Um depoimento prestado à CPI da Covid corrobora esta tese. Em julho, a ex-coordenadora do PNI Francieli Fantinato afirmou à comissão que o coronel Élcio Franco, ex-secretário-executivo do Ministério da Saúde, atuou para que presos fossem retirados da lista de prioridades. Franco é um dos investigados pela comissão por articular um esquema de corrupção na compra de vacinas no Ministério da Saúde.

“Eu fui para uma reunião e me foi solicitado que retirasse a população privada de liberdade, e eu me neguei a retirar. Eu falei, ‘olha, se vocês quiserem tirar a população privada de liberdade, vocês vão tirar sem o aval do programa, vocês vão fazer uma cópia agora do plano, vão ficar com essa cópia e eu vou levar a minha cópia de volta’”, afirmou a ex-responsável pelo PNI.

A reunião relatada ocorreu em dezembro de 2020. Naquele mesmo mês, o governo federal chegou a encaminhar uma versão retirando a população privada de liberdade da lista prioritária ao Supremo Tribunal Federal. A tentativa, no entanto, foi desfeita dias depois pela pasta em nova versão que devolvia o status de prioridade aos presos.

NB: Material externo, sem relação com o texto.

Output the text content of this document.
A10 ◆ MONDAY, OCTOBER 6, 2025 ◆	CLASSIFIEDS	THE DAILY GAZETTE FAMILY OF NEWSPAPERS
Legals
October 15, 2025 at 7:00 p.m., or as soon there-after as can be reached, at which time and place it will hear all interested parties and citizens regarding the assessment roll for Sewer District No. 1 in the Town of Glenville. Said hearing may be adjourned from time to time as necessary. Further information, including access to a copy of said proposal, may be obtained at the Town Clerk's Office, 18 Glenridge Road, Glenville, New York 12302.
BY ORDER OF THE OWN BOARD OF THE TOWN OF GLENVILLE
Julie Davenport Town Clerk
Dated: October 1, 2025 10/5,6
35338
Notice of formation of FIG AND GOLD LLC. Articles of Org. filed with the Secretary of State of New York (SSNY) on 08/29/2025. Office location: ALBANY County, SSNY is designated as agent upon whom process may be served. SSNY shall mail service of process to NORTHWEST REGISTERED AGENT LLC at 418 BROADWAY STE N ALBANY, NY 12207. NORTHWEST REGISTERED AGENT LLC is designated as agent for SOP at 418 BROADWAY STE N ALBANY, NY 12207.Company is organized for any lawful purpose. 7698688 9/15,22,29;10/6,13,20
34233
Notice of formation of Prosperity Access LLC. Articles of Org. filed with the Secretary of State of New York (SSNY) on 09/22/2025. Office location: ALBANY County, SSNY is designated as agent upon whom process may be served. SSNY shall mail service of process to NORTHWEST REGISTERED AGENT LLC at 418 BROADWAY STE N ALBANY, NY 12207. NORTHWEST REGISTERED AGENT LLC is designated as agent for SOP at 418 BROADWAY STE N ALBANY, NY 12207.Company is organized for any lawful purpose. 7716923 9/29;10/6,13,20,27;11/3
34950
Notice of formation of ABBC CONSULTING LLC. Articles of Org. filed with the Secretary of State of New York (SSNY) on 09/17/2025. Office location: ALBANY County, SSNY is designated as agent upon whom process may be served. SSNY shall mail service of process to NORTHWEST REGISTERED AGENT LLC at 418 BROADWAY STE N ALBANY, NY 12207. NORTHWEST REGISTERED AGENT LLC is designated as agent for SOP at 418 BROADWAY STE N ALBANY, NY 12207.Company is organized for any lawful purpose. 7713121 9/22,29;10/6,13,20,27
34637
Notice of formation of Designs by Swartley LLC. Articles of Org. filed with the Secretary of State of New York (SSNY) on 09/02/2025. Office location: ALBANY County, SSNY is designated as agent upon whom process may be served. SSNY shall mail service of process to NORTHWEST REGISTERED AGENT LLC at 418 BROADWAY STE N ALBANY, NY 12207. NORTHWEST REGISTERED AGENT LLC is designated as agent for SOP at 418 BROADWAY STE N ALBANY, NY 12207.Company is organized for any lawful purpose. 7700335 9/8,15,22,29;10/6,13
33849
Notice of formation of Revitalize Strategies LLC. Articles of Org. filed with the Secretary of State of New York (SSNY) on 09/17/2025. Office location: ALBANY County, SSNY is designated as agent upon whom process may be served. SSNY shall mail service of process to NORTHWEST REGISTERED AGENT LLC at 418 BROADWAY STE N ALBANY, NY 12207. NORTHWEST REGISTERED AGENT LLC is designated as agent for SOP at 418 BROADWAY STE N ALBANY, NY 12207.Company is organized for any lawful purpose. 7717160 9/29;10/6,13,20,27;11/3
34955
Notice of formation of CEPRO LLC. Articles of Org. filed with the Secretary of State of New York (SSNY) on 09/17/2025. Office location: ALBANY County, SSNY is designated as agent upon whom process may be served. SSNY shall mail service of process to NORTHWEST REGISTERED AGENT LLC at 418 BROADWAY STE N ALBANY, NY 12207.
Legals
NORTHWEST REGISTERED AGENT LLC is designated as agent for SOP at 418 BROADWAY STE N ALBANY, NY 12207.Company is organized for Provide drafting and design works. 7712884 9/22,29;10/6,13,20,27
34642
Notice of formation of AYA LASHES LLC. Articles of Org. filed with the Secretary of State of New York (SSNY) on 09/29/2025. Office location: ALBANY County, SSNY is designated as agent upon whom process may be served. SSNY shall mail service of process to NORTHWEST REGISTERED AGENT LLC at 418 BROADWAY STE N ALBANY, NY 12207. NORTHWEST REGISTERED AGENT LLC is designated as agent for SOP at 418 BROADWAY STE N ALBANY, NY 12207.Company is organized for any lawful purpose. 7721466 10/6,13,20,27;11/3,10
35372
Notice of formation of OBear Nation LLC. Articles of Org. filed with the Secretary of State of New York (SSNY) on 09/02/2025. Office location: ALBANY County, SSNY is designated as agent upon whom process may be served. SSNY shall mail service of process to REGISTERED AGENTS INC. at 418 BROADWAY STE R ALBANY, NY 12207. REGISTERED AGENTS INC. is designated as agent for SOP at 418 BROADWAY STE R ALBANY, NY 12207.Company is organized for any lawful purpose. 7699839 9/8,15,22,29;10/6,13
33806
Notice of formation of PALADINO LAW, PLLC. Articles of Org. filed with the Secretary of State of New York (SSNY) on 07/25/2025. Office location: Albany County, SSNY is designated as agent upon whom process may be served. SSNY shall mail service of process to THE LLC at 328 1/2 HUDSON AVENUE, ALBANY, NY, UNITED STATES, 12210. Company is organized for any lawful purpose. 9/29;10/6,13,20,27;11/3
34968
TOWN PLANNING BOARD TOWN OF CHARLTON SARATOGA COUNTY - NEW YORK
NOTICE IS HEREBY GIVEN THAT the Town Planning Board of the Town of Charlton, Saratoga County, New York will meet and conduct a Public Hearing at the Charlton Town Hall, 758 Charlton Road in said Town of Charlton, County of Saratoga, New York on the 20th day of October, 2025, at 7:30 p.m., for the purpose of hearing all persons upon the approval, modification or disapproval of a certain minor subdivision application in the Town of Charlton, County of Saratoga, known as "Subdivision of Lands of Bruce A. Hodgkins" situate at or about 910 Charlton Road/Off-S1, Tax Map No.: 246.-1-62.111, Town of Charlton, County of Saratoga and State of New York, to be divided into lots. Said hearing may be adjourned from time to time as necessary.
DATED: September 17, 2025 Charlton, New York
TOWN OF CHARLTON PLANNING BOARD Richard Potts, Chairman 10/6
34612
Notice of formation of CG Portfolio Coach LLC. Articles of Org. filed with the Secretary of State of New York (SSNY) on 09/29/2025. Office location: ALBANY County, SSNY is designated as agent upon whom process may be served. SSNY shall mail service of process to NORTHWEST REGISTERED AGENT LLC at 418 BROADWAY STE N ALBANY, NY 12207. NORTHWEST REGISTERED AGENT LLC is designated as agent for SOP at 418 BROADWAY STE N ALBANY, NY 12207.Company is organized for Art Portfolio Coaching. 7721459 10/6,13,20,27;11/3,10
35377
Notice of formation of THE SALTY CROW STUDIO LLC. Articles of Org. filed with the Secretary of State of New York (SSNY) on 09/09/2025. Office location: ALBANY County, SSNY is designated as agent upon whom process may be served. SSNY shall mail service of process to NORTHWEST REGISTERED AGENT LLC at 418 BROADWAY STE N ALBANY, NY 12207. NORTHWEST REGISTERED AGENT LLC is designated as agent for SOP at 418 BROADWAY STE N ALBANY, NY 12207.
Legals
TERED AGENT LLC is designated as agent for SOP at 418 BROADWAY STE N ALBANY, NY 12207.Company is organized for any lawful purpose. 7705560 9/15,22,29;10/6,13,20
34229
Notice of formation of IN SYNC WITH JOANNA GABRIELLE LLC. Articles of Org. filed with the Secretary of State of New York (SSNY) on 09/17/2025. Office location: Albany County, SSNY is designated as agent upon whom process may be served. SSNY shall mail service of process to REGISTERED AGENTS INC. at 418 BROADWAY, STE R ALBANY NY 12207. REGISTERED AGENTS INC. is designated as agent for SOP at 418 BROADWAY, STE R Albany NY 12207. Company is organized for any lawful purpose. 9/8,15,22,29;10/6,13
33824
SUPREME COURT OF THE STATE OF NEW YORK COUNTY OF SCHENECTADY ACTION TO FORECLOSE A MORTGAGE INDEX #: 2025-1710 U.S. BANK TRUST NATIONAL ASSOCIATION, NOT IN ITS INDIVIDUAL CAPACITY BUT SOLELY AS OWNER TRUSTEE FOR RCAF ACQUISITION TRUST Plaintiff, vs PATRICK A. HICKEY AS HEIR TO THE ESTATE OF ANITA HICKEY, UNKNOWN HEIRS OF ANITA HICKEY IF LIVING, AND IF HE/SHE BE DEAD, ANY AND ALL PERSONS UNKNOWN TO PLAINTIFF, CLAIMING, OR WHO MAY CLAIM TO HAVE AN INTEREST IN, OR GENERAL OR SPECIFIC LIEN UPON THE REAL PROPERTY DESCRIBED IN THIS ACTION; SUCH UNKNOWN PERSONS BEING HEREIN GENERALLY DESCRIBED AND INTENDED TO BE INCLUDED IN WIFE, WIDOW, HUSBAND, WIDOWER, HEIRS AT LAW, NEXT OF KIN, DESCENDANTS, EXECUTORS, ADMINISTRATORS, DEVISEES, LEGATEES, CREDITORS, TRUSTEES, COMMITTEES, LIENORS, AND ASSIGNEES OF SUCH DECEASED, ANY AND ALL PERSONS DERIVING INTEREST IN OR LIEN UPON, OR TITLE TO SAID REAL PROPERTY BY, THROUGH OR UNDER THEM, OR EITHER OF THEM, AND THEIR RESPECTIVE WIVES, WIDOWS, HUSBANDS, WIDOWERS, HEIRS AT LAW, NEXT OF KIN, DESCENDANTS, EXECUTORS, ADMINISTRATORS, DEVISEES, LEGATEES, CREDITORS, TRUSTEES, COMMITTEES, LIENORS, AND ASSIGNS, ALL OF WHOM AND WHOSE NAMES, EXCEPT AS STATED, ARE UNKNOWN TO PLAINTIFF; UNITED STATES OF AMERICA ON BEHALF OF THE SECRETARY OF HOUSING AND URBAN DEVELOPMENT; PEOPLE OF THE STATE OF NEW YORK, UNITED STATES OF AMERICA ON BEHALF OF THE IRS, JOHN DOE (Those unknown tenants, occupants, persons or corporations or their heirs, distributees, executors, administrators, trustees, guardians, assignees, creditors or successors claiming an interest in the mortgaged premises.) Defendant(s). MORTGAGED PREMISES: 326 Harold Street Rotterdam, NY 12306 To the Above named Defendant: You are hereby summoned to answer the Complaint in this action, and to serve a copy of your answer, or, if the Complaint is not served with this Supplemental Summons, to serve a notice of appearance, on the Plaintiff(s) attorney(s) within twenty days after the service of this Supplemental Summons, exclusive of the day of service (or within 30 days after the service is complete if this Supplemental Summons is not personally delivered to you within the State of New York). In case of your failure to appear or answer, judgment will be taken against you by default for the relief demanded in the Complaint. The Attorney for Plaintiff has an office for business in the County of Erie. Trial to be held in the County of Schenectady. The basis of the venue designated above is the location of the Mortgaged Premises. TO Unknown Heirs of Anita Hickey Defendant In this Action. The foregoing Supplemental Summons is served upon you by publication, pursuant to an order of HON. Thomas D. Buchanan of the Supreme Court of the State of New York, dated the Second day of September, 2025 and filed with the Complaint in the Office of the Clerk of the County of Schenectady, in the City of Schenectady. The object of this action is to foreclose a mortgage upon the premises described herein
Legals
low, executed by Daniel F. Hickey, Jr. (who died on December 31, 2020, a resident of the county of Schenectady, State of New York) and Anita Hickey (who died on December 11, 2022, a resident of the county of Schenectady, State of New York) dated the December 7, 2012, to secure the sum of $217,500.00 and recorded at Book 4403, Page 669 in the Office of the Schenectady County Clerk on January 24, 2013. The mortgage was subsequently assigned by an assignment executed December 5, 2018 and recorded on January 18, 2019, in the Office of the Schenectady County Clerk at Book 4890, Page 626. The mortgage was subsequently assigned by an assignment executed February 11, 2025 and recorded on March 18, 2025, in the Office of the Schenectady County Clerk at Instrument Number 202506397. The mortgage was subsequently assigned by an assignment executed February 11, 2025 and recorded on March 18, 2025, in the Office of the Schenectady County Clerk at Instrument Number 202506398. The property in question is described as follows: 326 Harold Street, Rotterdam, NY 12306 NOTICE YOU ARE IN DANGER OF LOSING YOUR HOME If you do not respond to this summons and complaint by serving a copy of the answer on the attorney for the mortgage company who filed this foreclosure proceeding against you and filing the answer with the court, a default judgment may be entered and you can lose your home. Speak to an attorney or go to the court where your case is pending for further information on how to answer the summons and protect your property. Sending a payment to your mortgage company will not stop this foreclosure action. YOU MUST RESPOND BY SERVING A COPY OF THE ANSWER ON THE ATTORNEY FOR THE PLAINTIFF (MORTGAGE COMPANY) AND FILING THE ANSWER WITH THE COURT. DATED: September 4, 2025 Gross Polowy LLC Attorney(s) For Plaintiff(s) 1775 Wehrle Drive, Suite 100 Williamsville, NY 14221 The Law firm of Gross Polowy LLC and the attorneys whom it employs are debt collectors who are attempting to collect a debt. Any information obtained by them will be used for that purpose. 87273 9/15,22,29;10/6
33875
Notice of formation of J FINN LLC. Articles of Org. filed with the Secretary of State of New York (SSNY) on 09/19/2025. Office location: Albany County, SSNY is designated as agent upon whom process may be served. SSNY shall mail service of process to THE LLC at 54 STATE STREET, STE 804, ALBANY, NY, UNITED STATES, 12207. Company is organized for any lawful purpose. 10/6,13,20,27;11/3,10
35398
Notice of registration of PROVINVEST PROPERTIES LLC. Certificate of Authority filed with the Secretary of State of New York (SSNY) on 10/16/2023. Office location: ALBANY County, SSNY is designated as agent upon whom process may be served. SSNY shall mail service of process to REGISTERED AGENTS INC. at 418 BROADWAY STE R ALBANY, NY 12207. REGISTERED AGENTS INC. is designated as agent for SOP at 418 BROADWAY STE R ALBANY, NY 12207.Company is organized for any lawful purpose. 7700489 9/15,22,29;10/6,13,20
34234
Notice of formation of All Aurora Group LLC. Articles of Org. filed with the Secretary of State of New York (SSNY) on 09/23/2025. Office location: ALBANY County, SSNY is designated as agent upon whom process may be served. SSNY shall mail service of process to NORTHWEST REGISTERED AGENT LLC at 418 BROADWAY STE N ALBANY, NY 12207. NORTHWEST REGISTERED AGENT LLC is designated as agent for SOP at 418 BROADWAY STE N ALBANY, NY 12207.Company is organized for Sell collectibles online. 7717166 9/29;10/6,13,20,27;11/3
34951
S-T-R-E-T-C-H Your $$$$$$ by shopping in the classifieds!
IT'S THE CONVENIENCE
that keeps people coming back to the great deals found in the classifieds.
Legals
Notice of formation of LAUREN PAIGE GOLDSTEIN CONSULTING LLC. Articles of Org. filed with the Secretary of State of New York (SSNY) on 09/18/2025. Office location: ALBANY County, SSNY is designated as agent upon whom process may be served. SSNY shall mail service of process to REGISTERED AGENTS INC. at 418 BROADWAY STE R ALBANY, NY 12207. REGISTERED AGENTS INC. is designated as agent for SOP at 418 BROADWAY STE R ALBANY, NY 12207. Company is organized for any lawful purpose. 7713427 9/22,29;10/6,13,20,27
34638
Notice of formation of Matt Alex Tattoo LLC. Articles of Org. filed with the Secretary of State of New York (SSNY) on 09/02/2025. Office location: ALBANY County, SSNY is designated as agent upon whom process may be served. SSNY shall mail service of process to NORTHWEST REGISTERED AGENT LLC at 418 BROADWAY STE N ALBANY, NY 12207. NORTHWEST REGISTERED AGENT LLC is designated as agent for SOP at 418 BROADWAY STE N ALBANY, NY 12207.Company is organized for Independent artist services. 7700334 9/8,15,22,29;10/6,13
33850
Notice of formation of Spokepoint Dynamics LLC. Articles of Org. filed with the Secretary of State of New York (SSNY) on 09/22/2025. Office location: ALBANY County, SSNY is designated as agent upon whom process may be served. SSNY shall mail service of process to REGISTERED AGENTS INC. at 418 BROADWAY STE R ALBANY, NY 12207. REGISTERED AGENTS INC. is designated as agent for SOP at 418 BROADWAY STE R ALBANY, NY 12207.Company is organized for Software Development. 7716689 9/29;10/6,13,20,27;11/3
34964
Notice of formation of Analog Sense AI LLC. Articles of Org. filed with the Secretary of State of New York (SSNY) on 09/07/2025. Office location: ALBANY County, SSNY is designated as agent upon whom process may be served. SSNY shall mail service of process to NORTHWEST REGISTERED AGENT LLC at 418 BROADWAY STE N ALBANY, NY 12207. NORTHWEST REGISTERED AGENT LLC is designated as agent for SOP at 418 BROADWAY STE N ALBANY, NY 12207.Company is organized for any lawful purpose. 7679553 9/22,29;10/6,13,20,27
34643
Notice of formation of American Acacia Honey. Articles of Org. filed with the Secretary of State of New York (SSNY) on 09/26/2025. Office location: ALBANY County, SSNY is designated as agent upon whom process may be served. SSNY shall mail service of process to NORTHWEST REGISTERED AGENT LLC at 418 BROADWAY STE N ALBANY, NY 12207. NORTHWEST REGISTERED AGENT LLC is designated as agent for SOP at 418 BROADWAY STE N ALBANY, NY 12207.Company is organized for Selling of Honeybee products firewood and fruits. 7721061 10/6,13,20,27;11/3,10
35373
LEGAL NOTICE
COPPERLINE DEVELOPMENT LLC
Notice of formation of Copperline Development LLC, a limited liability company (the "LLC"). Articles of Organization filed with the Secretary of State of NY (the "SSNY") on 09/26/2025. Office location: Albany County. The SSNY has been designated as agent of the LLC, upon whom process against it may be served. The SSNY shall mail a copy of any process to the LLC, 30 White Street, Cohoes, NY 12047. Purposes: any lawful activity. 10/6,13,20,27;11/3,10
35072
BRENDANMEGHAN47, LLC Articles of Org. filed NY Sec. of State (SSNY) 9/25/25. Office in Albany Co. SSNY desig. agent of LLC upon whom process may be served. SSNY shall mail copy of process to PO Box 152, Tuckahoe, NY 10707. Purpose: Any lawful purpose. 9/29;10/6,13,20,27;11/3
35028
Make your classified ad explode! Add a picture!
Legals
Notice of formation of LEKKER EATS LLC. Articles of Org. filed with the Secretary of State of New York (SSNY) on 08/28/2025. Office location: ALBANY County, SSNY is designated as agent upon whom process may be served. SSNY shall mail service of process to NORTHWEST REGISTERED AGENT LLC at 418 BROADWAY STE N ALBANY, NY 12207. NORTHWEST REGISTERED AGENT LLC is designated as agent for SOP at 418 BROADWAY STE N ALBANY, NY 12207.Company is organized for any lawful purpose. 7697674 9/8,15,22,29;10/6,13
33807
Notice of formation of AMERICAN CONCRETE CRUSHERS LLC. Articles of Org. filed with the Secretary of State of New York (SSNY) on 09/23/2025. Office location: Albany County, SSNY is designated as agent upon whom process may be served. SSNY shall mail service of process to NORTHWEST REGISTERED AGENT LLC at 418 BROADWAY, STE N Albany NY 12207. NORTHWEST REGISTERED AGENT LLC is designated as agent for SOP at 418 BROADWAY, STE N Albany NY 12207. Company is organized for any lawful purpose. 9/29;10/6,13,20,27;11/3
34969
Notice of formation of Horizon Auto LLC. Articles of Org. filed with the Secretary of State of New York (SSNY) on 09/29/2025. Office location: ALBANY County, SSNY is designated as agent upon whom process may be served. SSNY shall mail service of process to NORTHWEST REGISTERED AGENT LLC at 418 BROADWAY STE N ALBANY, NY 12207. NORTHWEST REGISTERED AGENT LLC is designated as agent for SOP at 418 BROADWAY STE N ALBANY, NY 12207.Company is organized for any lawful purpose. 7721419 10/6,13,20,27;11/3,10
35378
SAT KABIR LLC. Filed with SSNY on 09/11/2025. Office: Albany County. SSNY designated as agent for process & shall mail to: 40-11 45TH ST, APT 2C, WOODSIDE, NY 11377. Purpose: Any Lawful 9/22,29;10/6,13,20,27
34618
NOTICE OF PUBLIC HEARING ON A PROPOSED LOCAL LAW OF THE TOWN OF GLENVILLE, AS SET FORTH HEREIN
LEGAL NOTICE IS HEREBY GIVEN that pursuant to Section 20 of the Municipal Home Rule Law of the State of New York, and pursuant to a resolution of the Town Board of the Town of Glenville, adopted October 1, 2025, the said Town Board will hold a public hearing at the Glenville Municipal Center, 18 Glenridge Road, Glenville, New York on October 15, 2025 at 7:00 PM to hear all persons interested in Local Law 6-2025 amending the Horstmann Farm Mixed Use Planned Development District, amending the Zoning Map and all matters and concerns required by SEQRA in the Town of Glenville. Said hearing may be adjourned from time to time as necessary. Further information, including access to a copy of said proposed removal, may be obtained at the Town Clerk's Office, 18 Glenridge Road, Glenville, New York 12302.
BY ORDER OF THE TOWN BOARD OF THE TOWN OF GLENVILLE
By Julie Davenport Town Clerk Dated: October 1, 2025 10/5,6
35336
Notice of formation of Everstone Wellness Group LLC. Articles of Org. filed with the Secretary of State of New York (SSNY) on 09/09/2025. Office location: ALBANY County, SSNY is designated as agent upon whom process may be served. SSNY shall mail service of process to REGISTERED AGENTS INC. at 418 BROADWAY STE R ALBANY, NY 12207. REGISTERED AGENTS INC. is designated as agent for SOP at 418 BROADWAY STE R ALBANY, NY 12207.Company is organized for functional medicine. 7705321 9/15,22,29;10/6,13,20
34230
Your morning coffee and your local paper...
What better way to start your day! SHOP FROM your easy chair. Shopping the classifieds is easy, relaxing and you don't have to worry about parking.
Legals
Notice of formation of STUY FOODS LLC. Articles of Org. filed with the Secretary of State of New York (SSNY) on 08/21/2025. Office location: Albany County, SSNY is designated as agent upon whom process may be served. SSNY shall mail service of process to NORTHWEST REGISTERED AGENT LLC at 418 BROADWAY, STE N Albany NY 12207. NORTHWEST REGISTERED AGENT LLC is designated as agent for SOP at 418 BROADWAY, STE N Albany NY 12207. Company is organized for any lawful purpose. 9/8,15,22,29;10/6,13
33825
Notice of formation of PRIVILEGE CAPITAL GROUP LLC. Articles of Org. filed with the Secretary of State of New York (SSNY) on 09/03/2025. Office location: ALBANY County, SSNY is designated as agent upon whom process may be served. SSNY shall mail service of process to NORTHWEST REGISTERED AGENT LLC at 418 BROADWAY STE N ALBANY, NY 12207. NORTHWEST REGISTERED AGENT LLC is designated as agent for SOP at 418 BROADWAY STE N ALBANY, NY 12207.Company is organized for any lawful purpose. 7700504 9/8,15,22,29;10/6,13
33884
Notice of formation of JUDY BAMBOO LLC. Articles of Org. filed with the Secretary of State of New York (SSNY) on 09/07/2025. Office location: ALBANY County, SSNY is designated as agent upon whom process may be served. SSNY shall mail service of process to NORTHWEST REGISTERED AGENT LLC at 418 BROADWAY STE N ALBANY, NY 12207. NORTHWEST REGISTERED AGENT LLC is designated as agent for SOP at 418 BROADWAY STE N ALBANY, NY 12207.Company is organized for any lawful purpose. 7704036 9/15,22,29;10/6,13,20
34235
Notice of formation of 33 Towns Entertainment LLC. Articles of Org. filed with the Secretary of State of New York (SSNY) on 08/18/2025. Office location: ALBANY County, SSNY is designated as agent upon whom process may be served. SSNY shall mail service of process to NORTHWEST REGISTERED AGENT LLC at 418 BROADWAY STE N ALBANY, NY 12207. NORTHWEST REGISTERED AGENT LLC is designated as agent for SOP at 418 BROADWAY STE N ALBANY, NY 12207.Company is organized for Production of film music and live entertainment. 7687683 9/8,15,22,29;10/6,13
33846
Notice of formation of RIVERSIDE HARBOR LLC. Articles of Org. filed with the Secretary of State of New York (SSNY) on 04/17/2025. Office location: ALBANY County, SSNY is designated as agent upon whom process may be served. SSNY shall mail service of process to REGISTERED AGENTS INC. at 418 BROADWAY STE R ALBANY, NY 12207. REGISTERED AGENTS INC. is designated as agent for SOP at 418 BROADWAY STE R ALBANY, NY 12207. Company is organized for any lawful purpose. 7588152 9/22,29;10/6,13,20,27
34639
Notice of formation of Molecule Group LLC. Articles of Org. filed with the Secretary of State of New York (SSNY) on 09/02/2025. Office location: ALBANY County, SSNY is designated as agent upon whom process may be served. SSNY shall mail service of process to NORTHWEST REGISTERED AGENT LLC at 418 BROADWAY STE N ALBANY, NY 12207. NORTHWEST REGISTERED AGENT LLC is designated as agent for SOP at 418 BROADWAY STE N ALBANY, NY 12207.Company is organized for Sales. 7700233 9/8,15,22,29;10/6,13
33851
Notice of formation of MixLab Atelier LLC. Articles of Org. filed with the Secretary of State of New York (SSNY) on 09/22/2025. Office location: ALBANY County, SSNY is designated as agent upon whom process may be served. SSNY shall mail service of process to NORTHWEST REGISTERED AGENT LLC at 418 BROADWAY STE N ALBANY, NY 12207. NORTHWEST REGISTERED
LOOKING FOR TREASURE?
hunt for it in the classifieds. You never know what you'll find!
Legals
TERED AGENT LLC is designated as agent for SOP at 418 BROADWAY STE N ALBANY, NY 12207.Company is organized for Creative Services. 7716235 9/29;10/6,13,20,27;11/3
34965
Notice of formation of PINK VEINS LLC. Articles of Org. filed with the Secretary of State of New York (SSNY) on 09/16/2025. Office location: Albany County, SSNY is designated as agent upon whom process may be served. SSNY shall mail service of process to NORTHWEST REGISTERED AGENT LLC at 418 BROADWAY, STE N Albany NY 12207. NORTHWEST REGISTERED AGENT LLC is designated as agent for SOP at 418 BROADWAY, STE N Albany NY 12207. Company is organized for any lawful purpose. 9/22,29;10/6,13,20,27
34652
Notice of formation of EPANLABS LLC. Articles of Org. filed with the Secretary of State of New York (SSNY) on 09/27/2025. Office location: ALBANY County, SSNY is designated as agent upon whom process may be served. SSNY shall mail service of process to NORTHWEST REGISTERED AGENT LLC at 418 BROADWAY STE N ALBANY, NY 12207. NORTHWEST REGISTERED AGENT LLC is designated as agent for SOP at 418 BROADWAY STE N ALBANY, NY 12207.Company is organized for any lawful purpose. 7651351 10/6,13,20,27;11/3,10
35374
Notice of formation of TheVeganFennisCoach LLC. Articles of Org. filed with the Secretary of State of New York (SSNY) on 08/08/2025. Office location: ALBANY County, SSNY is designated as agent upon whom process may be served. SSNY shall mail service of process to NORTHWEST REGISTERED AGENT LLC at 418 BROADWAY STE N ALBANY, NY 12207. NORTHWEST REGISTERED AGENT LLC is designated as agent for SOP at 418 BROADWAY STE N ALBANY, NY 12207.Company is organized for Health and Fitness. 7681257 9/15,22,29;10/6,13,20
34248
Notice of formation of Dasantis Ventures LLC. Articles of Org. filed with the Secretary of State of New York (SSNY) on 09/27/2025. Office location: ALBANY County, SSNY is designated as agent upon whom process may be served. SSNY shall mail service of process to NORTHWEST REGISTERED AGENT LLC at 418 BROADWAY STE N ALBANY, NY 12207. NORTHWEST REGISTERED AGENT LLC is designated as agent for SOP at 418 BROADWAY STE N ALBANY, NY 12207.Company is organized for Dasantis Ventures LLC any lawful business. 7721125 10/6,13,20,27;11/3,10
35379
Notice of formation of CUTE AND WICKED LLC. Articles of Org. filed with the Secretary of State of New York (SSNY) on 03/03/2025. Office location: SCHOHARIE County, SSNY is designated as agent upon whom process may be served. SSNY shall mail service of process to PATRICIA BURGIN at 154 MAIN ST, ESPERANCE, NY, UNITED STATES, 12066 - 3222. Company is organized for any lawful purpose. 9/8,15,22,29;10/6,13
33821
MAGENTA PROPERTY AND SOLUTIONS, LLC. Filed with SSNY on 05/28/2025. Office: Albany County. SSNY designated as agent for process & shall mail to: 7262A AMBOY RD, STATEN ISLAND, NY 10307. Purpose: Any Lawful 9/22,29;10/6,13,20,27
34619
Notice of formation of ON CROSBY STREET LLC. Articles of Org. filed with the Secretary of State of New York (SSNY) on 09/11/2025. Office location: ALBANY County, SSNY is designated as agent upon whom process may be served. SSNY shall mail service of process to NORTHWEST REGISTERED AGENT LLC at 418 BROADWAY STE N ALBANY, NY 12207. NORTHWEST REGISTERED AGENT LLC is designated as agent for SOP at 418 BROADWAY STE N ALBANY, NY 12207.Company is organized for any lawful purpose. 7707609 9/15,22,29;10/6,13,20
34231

Em fevereiro deste ano, uma resolução do Conselho Nacional de Política Criminal e Penitenciária sobre o tema também foi publicada no Diário Oficial para reforçar a indicação de que os governos estaduais deveriam viabilizar a vacinação de pessoas privadas de liberdade. A orientação era de que as secretarias de Saúde seguissem o calendário de prioridades estabelecido pelo PNI, do governo federal, para que se evitasse “qualquer espécie de postergação de prazo ou fase”. Na ocasião, o conselho buscava se antecipar e evitar os atrasos e a dupla omissão registrados atualmente.

Como mostram os dados oficiais, a recomendação não foi seguida. Outro exemplo desta omissão ao cuidado com esta parcela da população ocorreu em São Paulo. Em julho deste ano a Defensoria Pública do estado entrou na Justiça para que o governo cumprisse com o calendário prioritário previsto para o grupo. O documento indicava que em vistorias realizadas pelo órgão constatou-se falta de condições de higiene adequadas e obstáculos para que os presos e agentes penitenciários cumprissem os protocolos de prevenção adequados.

No pedido, a defensoria também chamou a atenção para o fato de que o estado anunciava vacinação de populações mais jovens sem antes cumprir a imunização da população carcerária.

“A inclusão, no estado de São Paulo, das pessoas presas como prioritárias na vacinação é medida urgente, devendo ser observada a imunização das pessoas presas antes da população jovem e sem comorbidades que não está encarcerada”, dizia um trecho do documento.

Segundo informava a defensoria, naquele 13 de julho, somente 18.102 presos, de um total de 207 mil pessoas, haviam sido vacinadas no estado.

“Não se pode pretender que se espere a solução final do processo para que se garanta o direito à vida de toda população carcerária. A urgência é manifesta no presente momento em que as pessoas presas têm morrido quase que diariamente em decorrência da Covid-19”, dizia a Defensoria, que ainda pedia uma indenização coletiva no valor de 5 milhões de reais destinados ao Fundo Estadual de Defesa dos Interesses Difusos.

Na ocasião, o pedido foi acatado em caráter liminar e obrigou o estado a finalizar a imunização dos detentos em 15 dias, mas a decisão foi suspensa dias depois pelo presidente do Tribunal de Justiça do estado de São Paulo (TJ-SP), Geraldo Francisco Pinheiro Franco.

Em nota publicada à época, o governo de São Paulo afirmou que a expectativa era de que a vacinação da população dos presídios paulistas avançasse em agosto. Naquele momento o estado informava ter vacinado 56 mil presos. A expectativa, no entanto, não se confirmou, conforme indica o painel do próprio Ministério da Saúde, que registra uma redução de ritmo no último mês.

A reportagem procurou o Ministério da Saúde para que o governo federal fornecesse explicações para o atraso em vacinar a população privada de liberdade, mas não recebeu retorno até o fechamento desta reportagem. CartaCapital também questionou a pasta sobre a queda no ritmo de imunização do grupo nos últimos 30 dias, também sem respostas.